Dass freilich durch unsere wenig geschickte Pseudo-Kriegsführung gegen eine Krankheit zahllose Existenzen über die Wupper gehen, juckt uns nicht sonderlich, dann erhöhen wir eben die Steuern oder führen neue Bepreisungen ein. Ihr könnt euch schon einmal daran gewöhnen, sehnsüchtig an euren hohen Lebensstandard in früheren Zeiten zu denken, denn wenn ihr endlich nur aufs tägliche Überleben fixiert seid, dann kommt ihr nicht auf dumme Gedanken.
Die Leugner behaupten, viele von euch hätten den Glauben an unserer unendlichen Weisheit verloren und bezweifelten den Sinn vieler unserer Maßnahmen. Wir geben dem braven Untertan unser oft gebrochenes Ehrenwort in altdeutscher Tradition, dass der Endsieg über - unseretwegen - dem Corona-Virus nahe ist. Wenn wir nun den Gutbürger fragen, ob er den totalen Krieg gegen das Virus führen und dabei fundamentale Rechte unserer Gnade überlassen möchte, dann wird er natürlich wieder ‚Ja‘ schreien, denn wir sind die ‚Gesalbten‘ aus eigenen Gnaden und treten die dumpfe Masse schon in die richtige Richtung.

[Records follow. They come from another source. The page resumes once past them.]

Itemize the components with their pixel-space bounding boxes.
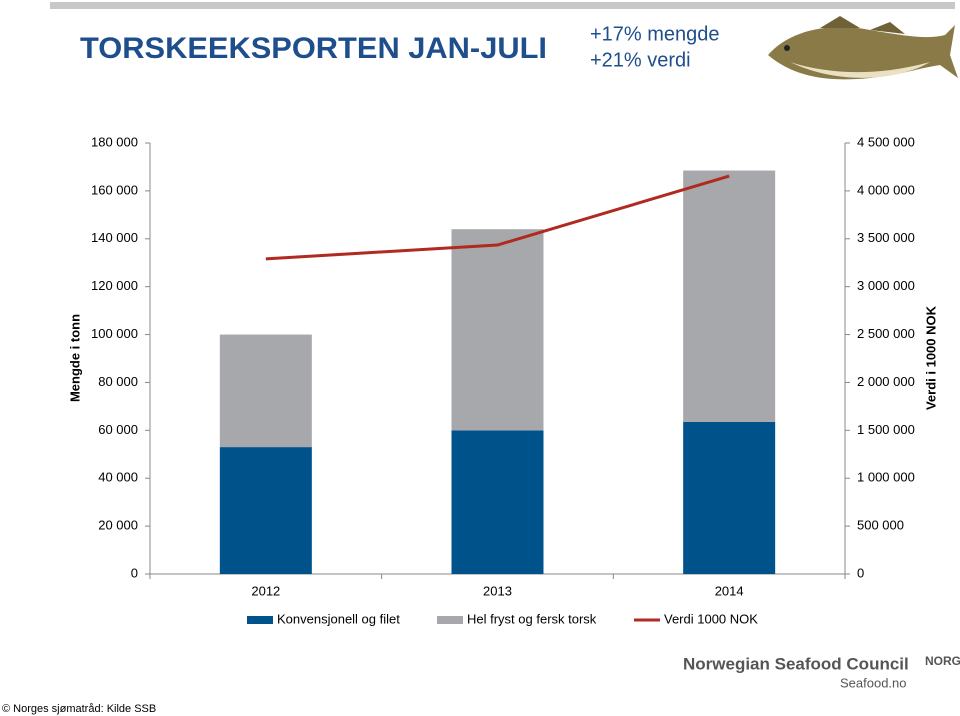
- highlight: +21% verdi: [590, 49, 691, 71]
- y2-axis-label: Verdi i 1000 NOK: [923, 305, 938, 410]
- bar: [451, 229, 544, 431]
- logo-name: Norwegian Seafood Council: [683, 654, 909, 673]
- legend-swatch: [437, 616, 463, 624]
- legend-label: Verdi 1000 NOK: [664, 611, 758, 626]
- header-bar: [50, 2, 955, 9]
- legend-label: Konvensjonell og filet: [277, 611, 400, 626]
- legend-label: Hel fryst og fersk torsk: [467, 611, 597, 626]
- y2-tick-label: 2 500 000: [857, 326, 915, 341]
- y2-tick-label: 3 500 000: [857, 230, 915, 245]
- y2-tick-label: 4 000 000: [857, 182, 915, 197]
- y2-tick-label: 1 500 000: [857, 422, 915, 437]
- y2-tick-label: 1 000 000: [857, 470, 915, 485]
- source: © Norges sjømatråd: Kilde SSB: [2, 703, 156, 715]
- bar: [451, 430, 544, 574]
- y-tick-label: 160 000: [91, 182, 138, 197]
- bar: [683, 170, 776, 422]
- logo-url: Seafood.no: [840, 675, 907, 690]
- badge: NORGE: [925, 654, 960, 668]
- bar: [219, 334, 312, 448]
- line: [265, 174, 730, 261]
- y-tick-label: 60 000: [98, 422, 138, 437]
- x-tick-label: 2014: [715, 583, 744, 598]
- highlight: +17% mengde: [590, 23, 720, 45]
- y2-tick-label: 2 000 000: [857, 374, 915, 389]
- y-tick-label: 140 000: [91, 230, 138, 245]
- y2-tick-label: 0: [857, 565, 864, 580]
- fish-illustration: [768, 16, 958, 80]
- y-tick-label: 40 000: [98, 470, 138, 485]
- y-tick-label: 20 000: [98, 518, 138, 533]
- bar: [683, 421, 776, 574]
- y-tick-label: 120 000: [91, 278, 138, 293]
- y-tick-label: 0: [131, 565, 138, 580]
- bar: [219, 447, 312, 574]
- y2-tick-label: 4 500 000: [857, 134, 915, 149]
- title: TORSKEEKSPORTEN JAN-JULI: [80, 32, 547, 65]
- legend-swatch: [247, 616, 273, 624]
- y-tick-label: 100 000: [91, 326, 138, 341]
- x-tick-label: 2013: [483, 583, 512, 598]
- y2-tick-label: 500 000: [857, 518, 904, 533]
- y2-tick-label: 3 000 000: [857, 278, 915, 293]
- x-tick-label: 2012: [251, 583, 280, 598]
- y-tick-label: 80 000: [98, 374, 138, 389]
- y-axis-label: Mengde i tonn: [67, 314, 82, 402]
- y-tick-label: 180 000: [91, 134, 138, 149]
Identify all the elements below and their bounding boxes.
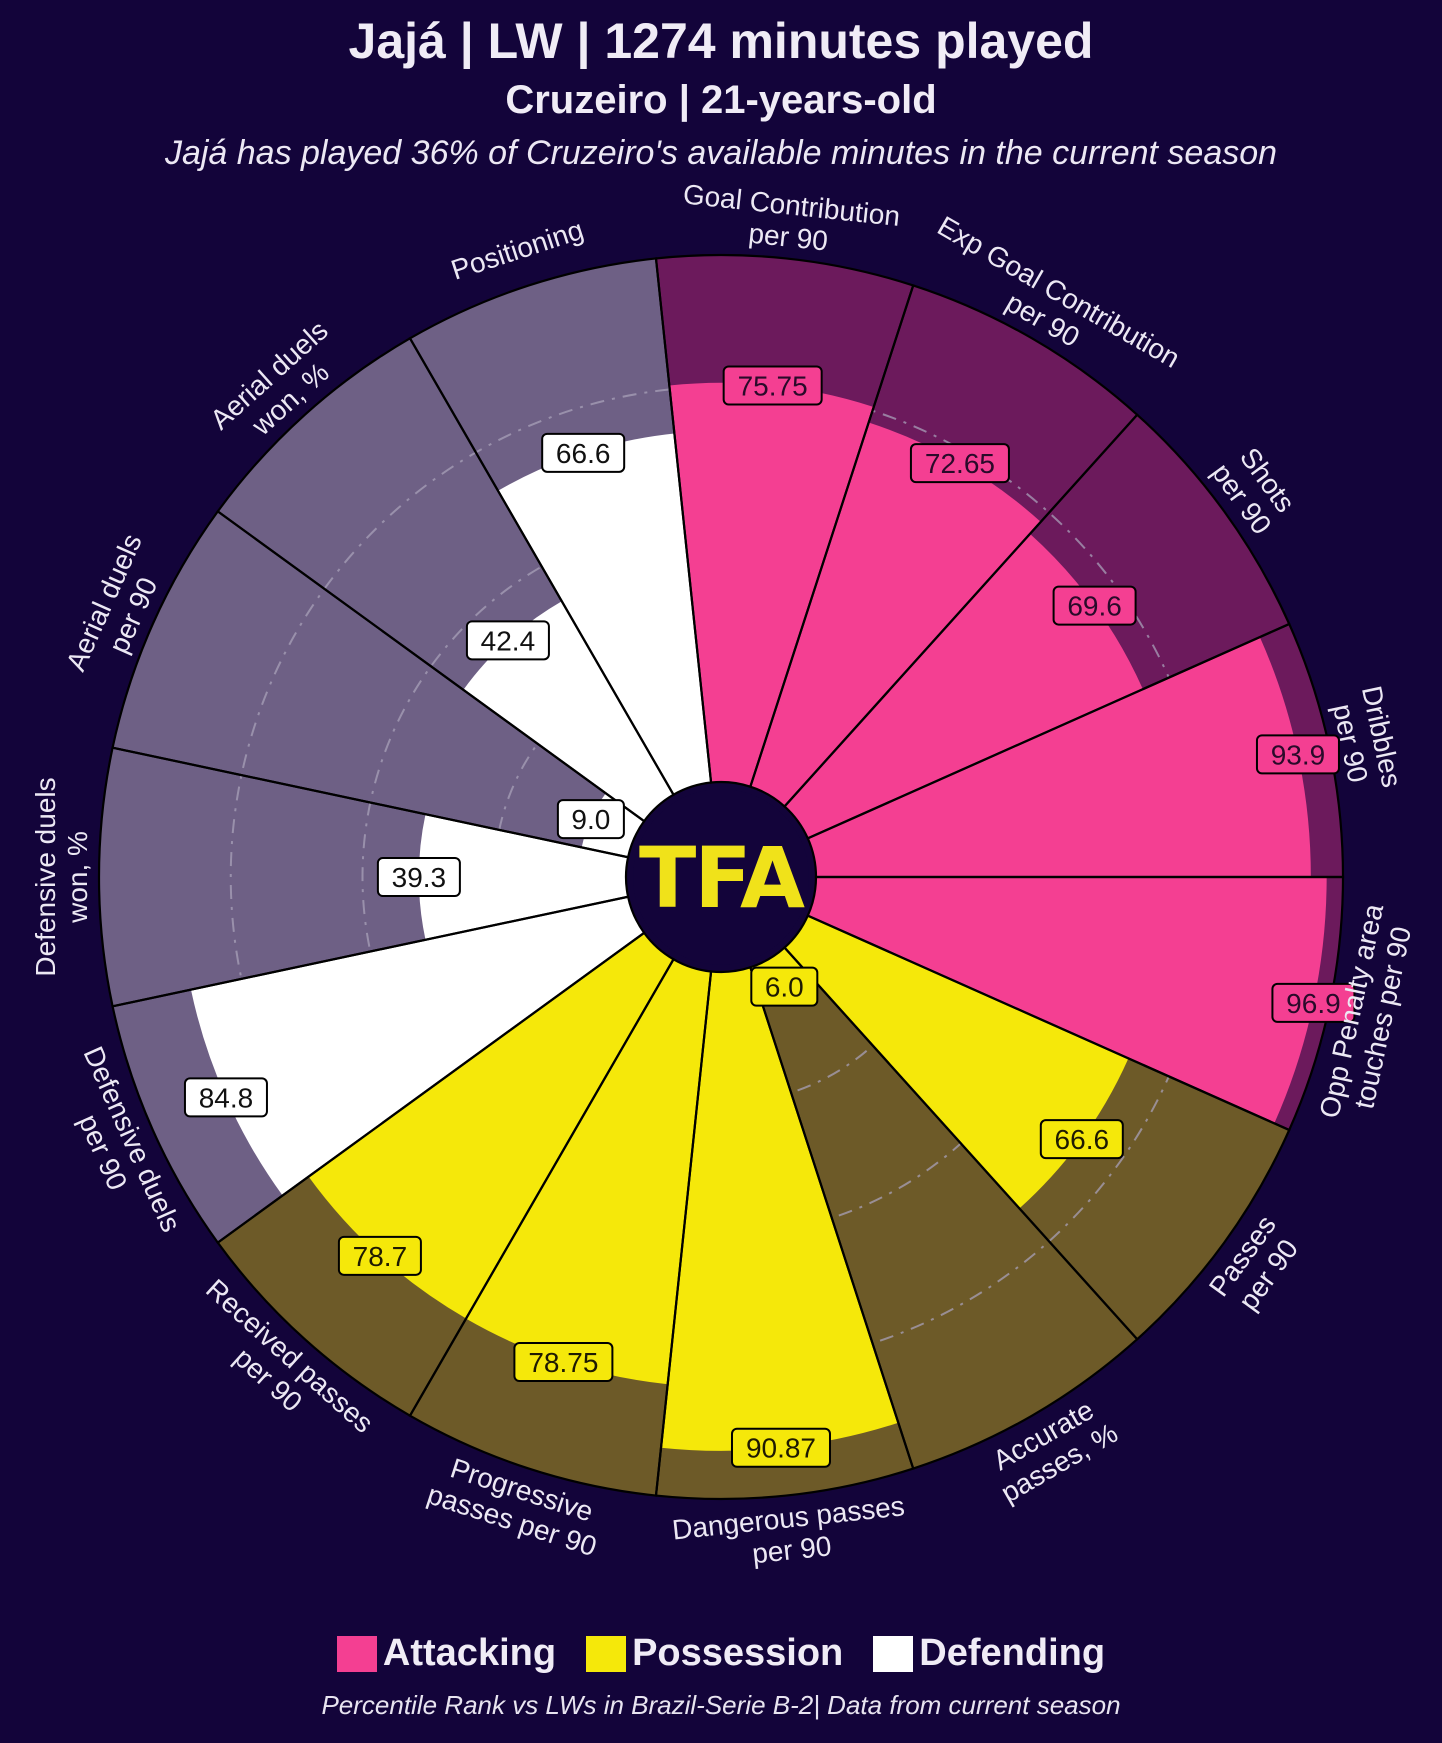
value-label-box (1271, 982, 1356, 1023)
param-label-text: Dangerous passesper 90 (671, 1490, 910, 1577)
slice-value (750, 422, 1041, 807)
slice-outline (806, 875, 1345, 1132)
value-label: 75.75 (738, 371, 808, 402)
slice-outline (111, 509, 646, 859)
value-label: 90.87 (746, 1433, 816, 1464)
value-label: 72.65 (925, 448, 995, 479)
value-label-box (376, 857, 461, 897)
legend-item-attacking: Attacking (336, 1632, 557, 1675)
value-label: 9.0 (571, 804, 610, 835)
slice-value (418, 814, 629, 940)
slice-outline (748, 284, 1139, 808)
center-disc (633, 789, 809, 965)
slice-value (807, 877, 1327, 1124)
slice-outline (216, 931, 676, 1418)
slice-outline (783, 413, 1291, 840)
param-label: Goal Contributionper 90 (678, 178, 902, 263)
value-label: 66.6 (1055, 1124, 1110, 1155)
value-label-box (1255, 734, 1340, 775)
slice-value (661, 967, 899, 1451)
value-label-box (513, 1342, 614, 1383)
slice-value (308, 932, 674, 1319)
legend-item-possession: Possession (586, 1632, 843, 1675)
value-label-box (1052, 585, 1137, 626)
value-label: 6.0 (765, 972, 804, 1003)
param-label: Dribblesper 90 (1325, 683, 1408, 797)
slice-outline (97, 746, 630, 1008)
legend-label-attacking: Attacking (382, 1632, 557, 1674)
slice-outline (408, 957, 713, 1497)
legend-label-defending: Defending (919, 1632, 1106, 1674)
value-label: 93.9 (1271, 739, 1326, 770)
legend: Attacking Possession Defending (0, 1632, 1442, 1675)
value-label: 39.3 (392, 862, 447, 893)
slice-value (498, 433, 712, 795)
value-label-box (1039, 1119, 1124, 1160)
chart-title: Jajá | LW | 1274 minutes played (348, 13, 1094, 69)
value-label-box (909, 443, 1010, 484)
value-label: 78.75 (528, 1347, 598, 1378)
legend-swatch-defending (873, 1635, 914, 1672)
param-label-text: Goal Contributionper 90 (678, 178, 901, 263)
value-label: 69.6 (1067, 591, 1122, 622)
value-label: 66.6 (556, 438, 611, 469)
slice-outline (806, 622, 1345, 879)
slice-outline (408, 257, 713, 797)
slice-background (98, 747, 629, 1007)
slice-outline (783, 914, 1291, 1341)
slice-outline (216, 336, 676, 823)
param-label: Dangerous passesper 90 (671, 1490, 910, 1577)
value-label-box (541, 432, 626, 473)
value-label-box (722, 365, 823, 406)
slice-value (807, 637, 1311, 877)
slice-background (112, 511, 645, 858)
slice-outline (111, 895, 646, 1245)
value-label: 78.7 (353, 1241, 408, 1272)
value-label: 42.4 (481, 625, 536, 656)
chart-description: Jajá has played 36% of Cruzeiro's availa… (164, 134, 1278, 172)
param-label: Defensive duelswon, % (30, 777, 93, 976)
param-label-text: Dribblesper 90 (1325, 683, 1408, 797)
value-label-box (183, 1077, 268, 1118)
param-label-line: won, % (62, 831, 93, 924)
slice-background (750, 947, 1138, 1469)
value-label-box (465, 620, 550, 661)
value-label-box (750, 966, 819, 1007)
legend-label-possession: Possession (632, 1632, 844, 1674)
value-label-box (337, 1235, 422, 1276)
value-label: 84.8 (199, 1082, 254, 1113)
chart-subtitle: Cruzeiro | 21-years-old (505, 78, 937, 122)
slice-value (465, 959, 712, 1385)
value-label-box (556, 799, 625, 840)
slice-outline (654, 965, 915, 1501)
slice-outline (748, 946, 1139, 1470)
param-label-text: Defensive duelswon, % (30, 777, 93, 976)
legend-swatch-attacking (336, 1635, 377, 1672)
legend-swatch-possession (586, 1635, 627, 1672)
param-label-line: Defensive duels (30, 777, 61, 976)
value-label: 96.9 (1286, 988, 1341, 1019)
value-label-box (730, 1427, 831, 1468)
slice-outline (654, 253, 915, 789)
legend-item-defending: Defending (873, 1632, 1105, 1675)
footer-note: Percentile Rank vs LWs in Brazil-Serie B… (321, 1690, 1121, 1720)
slice-value (669, 382, 874, 787)
slice-value (190, 896, 645, 1196)
tfa-logo: TFA (639, 829, 805, 927)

So möge denn der untertänige Kleinbürger das Maul halten und brav die steigenden Steuern zahlen. Mal schauen, wann wir die Worthülse ‚Demokratie‘ durch einen geeigneteren Begriff ersetzen können.

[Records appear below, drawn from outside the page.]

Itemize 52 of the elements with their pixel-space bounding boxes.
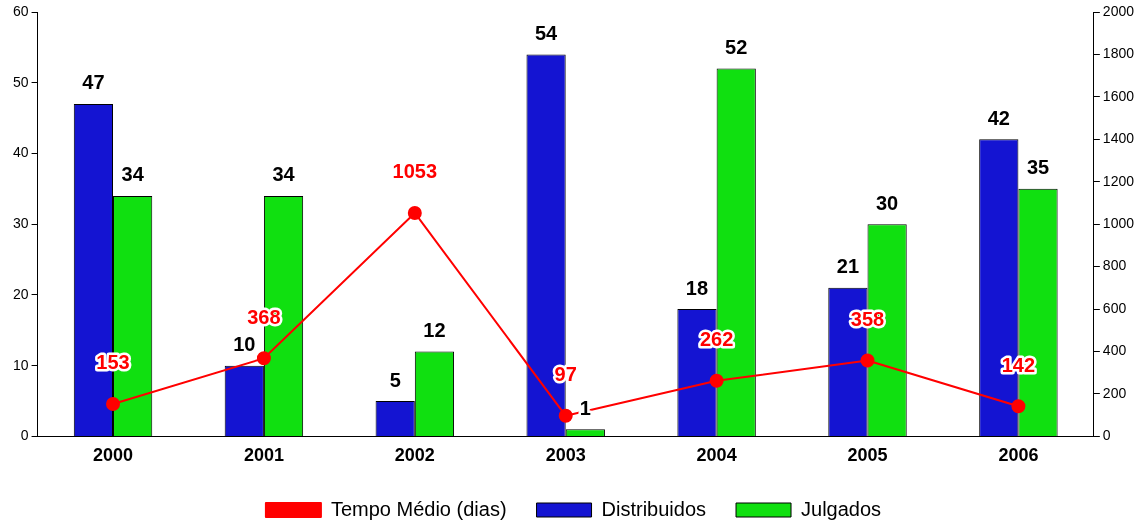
point	[709, 373, 724, 388]
x-tick-label: 2006	[998, 445, 1039, 466]
y2-tick-label: 400	[1102, 342, 1127, 359]
data-label: 30	[876, 191, 899, 214]
y-tick-label: 60	[12, 2, 29, 19]
legend-label: Tempo Médio (dias)	[330, 497, 507, 520]
data-label: 52	[725, 36, 748, 59]
y2-tick-label: 0	[1102, 427, 1111, 444]
y-tick-label: 40	[12, 144, 29, 161]
data-label: 153	[96, 351, 130, 374]
data-label: 47	[82, 71, 105, 94]
x-tick-label: 2000	[93, 445, 134, 466]
y-tick-label: 30	[12, 215, 29, 232]
y2-tick-label: 1200	[1102, 172, 1135, 189]
data-label: 12	[423, 319, 446, 342]
y2-tick-label: 1800	[1102, 45, 1135, 62]
point	[860, 353, 875, 368]
data-label: 262	[699, 328, 734, 351]
y2-tick-label: 600	[1102, 299, 1127, 316]
data-label: 34	[272, 163, 296, 186]
y2-tick-label: 1000	[1102, 215, 1135, 232]
legend-label: Julgados	[801, 497, 882, 520]
x-tick-label: 2004	[696, 445, 737, 466]
x-tick-label: 2003	[545, 445, 586, 466]
y-tick-label: 10	[12, 356, 29, 373]
x-tick-label: 2001	[243, 445, 284, 466]
point	[407, 205, 422, 220]
data-label: 5	[389, 368, 401, 391]
y2-tick-label: 1400	[1102, 130, 1135, 147]
data-label: 21	[836, 255, 860, 278]
data-label: 42	[987, 106, 1010, 129]
data-label: 35	[1026, 156, 1050, 179]
data-label: 358	[850, 307, 885, 330]
y2-tick-label: 2000	[1102, 2, 1135, 19]
x-tick-label: 2002	[394, 445, 435, 466]
data-label: 34	[121, 163, 145, 186]
x-tick-label: 2005	[847, 445, 888, 466]
legend-label: Distribuidos	[601, 497, 707, 520]
y-tick-label: 20	[12, 285, 29, 302]
data-label: 54	[534, 21, 559, 44]
point	[106, 396, 121, 411]
y-tick-label: 0	[20, 427, 29, 444]
data-label: 18	[685, 276, 709, 299]
y2-tick-label: 1600	[1102, 87, 1135, 104]
data-label: 1053	[392, 160, 438, 183]
y2-tick-label: 200	[1102, 384, 1127, 401]
point	[256, 351, 271, 366]
point	[558, 408, 573, 423]
data-label: 10	[233, 333, 256, 356]
y-tick-label: 50	[12, 73, 29, 90]
y2-tick-label: 800	[1102, 257, 1127, 274]
point	[1011, 399, 1026, 414]
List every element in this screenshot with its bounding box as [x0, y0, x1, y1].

Eine schöne Schmähschrift, nicht wahr? Warten wir einmal ab, ob die folgenlos bleibt. Mag sein, dass ich hier übertreibe, aber das ja auch Sinn der Sache, denn selbst so ein Hobby-Schreiberling wie meine Wenigkeit, sollte es wagen, aus Respekt vor der wahren Demokratie und der hier lebenden Menschen, Missstände offen anzusprechen.